Heart failure occurs when the heart loses the ability to pump sufficient blood to metabolising tissues, and is the leading cause of death in today’s society. The most common contributing factor of heart failure is cardiac fibrosis, which arises from most cardiovascular pathologies including myocardial infarction (heart attack) and hypertension (high blood pressure). For a pathology that carries such clinical significance, the mechanisms behind cardiac fibrosis are poorly understood. However, secreted signaling factors have been implicated in fibrotic alterations important to the progression of cardiac fibrosis.
Yet our understanding of the mechanisms involved in inter-cellular signaling leading to this fibrotic cardiac pathology remains limited. A major emerging player in intercellular communication is a class of extracellular vesicles (EVs) called exosomes. Exosomes are nano-sized lipid-encapsulated vesicles that contain RNA and proteins which can mediate intercellular signalling to elicit a functional response. Although exosomes are established to activate fibrotic processes, their role in the development of cardiac fibrosis remains poorly understood. Here, we aim to investigate the signals released from fibrotic cardiac tissue, as well as establish the role of exosomes (and other types of EVs) during the development of in vivo and in vitro models of cardiac fibrosis.

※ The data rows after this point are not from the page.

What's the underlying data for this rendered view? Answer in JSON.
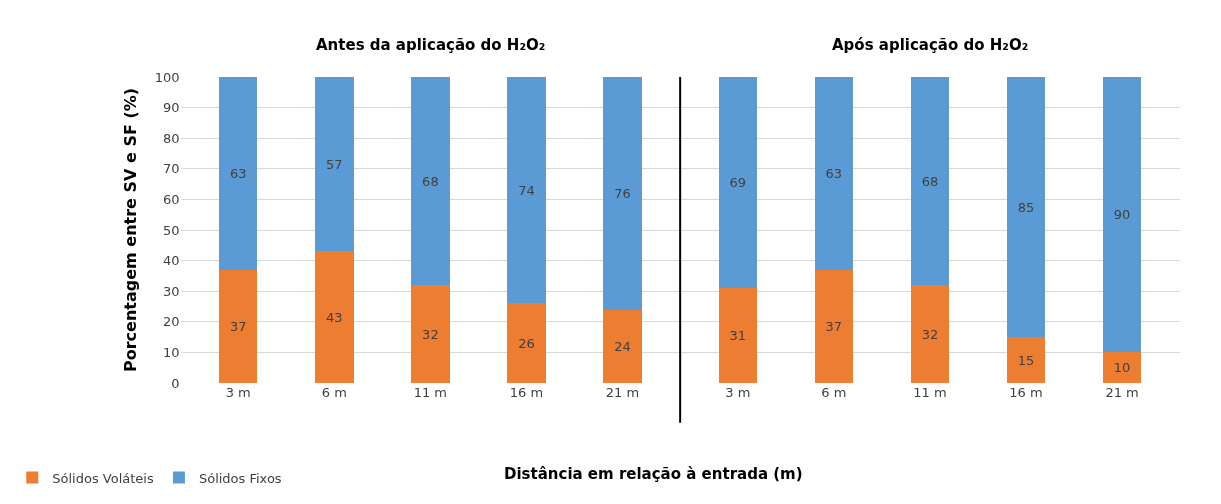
{
  "chart_data": [
    {
      "type": "bar",
      "stacked": true,
      "title": "Antes da aplicação do H₂O₂",
      "ylabel": "Porcentagem entre SV e SF (%)",
      "xlabel": "Distância em relação à entrada (m)",
      "categories": [
        "3 m",
        "6 m",
        "11 m",
        "16 m",
        "21 m"
      ],
      "series": [
        {
          "name": "Sólidos Voláteis",
          "color": "#ed7d31",
          "values": [
            37,
            43,
            32,
            26,
            24
          ]
        },
        {
          "name": "Sólidos Fixos",
          "color": "#5b9bd5",
          "values": [
            63,
            57,
            68,
            74,
            76
          ]
        }
      ],
      "ylim": [
        0,
        100
      ],
      "yticks": [
        0,
        10,
        20,
        30,
        40,
        50,
        60,
        70,
        80,
        90,
        100
      ],
      "grid": "y",
      "data_labels": true,
      "legend": "bottom left"
    },
    {
      "type": "bar",
      "stacked": true,
      "title": "Após aplicação do H₂O₂",
      "categories": [
        "3 m",
        "6 m",
        "11 m",
        "16 m",
        "21 m"
      ],
      "series": [
        {
          "name": "Sólidos Voláteis",
          "color": "#ed7d31",
          "values": [
            31,
            37,
            32,
            15,
            10
          ]
        },
        {
          "name": "Sólidos Fixos",
          "color": "#5b9bd5",
          "values": [
            69,
            63,
            68,
            85,
            90
          ]
        }
      ],
      "ylim": [
        0,
        100
      ],
      "yticks": [
        0,
        10,
        20,
        30,
        40,
        50,
        60,
        70,
        80,
        90,
        100
      ],
      "grid": "y",
      "data_labels": true,
      "tick_labels": "x"
    }
  ]
}
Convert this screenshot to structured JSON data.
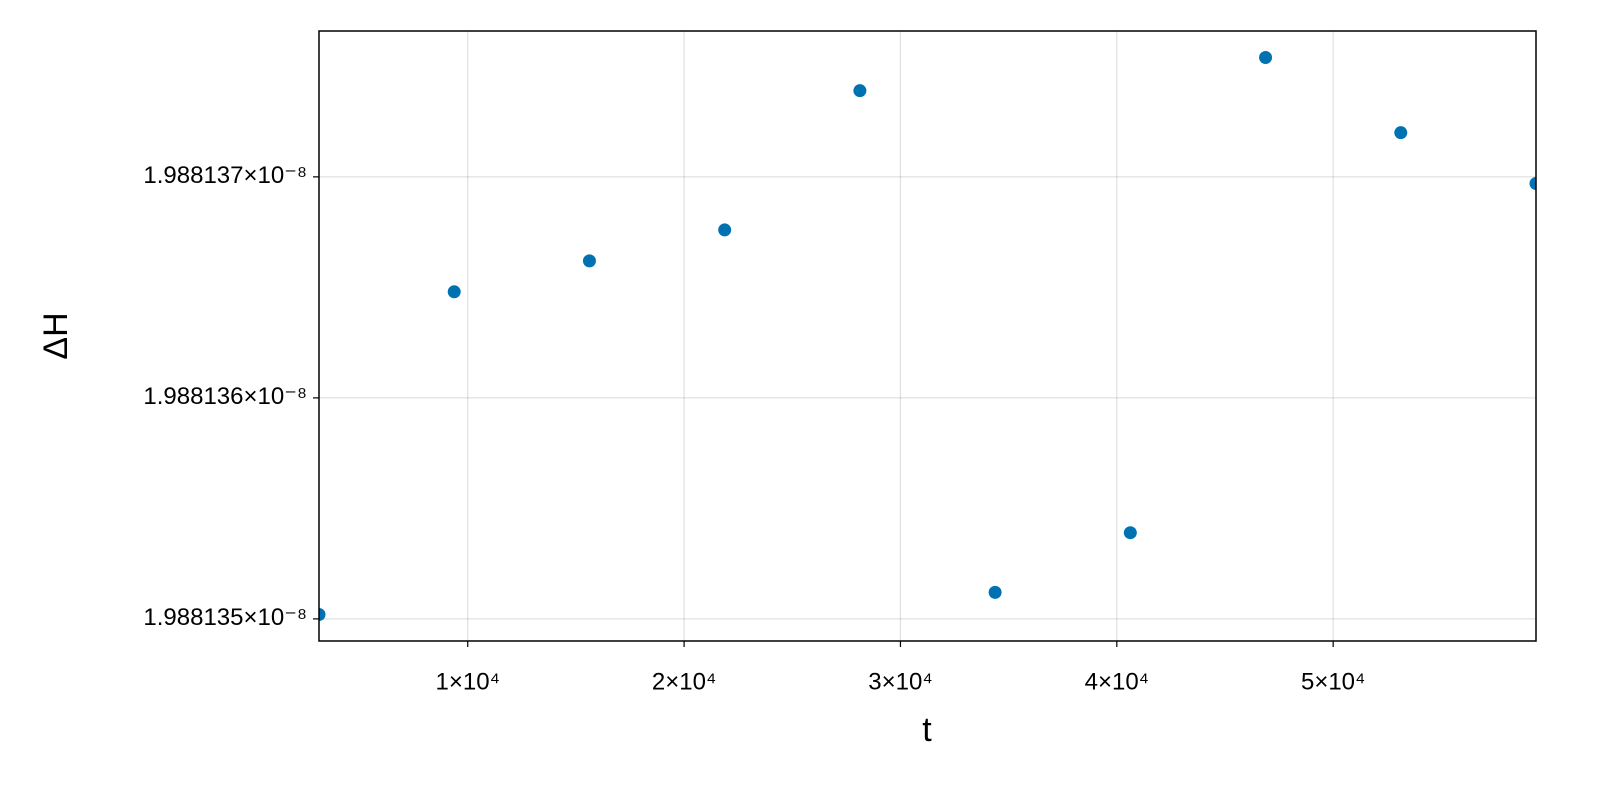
{
  "chart_data": {
    "type": "scatter",
    "x_label": "t",
    "y_label": "ΔH",
    "series": [
      {
        "name": "ΔH",
        "color": "#0072b2",
        "x": [
          3125,
          9375,
          15625,
          21875,
          28125,
          34375,
          40625,
          46875,
          53125,
          59375
        ],
        "values": [
          1.98813502e-08,
          1.98813648e-08,
          1.98813662e-08,
          1.98813676e-08,
          1.98813739e-08,
          1.98813512e-08,
          1.98813539e-08,
          1.98813754e-08,
          1.9881372e-08,
          1.98813697e-08
        ]
      }
    ],
    "xlim": [
      3125,
      59375
    ],
    "xticks": [
      {
        "value": 10000,
        "label": "1×10⁴"
      },
      {
        "value": 20000,
        "label": "2×10⁴"
      },
      {
        "value": 30000,
        "label": "3×10⁴"
      },
      {
        "value": 40000,
        "label": "4×10⁴"
      },
      {
        "value": 50000,
        "label": "5×10⁴"
      }
    ],
    "ylim": [
      1.9881349e-08,
      1.98813766e-08
    ],
    "yticks": [
      {
        "value": 1.988135e-08,
        "label": "1.988135×10⁻⁸"
      },
      {
        "value": 1.988136e-08,
        "label": "1.988136×10⁻⁸"
      },
      {
        "value": 1.988137e-08,
        "label": "1.988137×10⁻⁸"
      }
    ],
    "grid": true
  }
}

To achieve this, we will employ “state-of-the-art” high-resolution mass spectrometry and preclinical mouse models of myocardial infarction and hypertension. This will help define the cargo of exosomes and mechanisms which temporally regulate the progression of cardiac fibrosis. Importantly, this will help identify likely contributors of disease pathology which can guide design of novel nano-based therapeutics.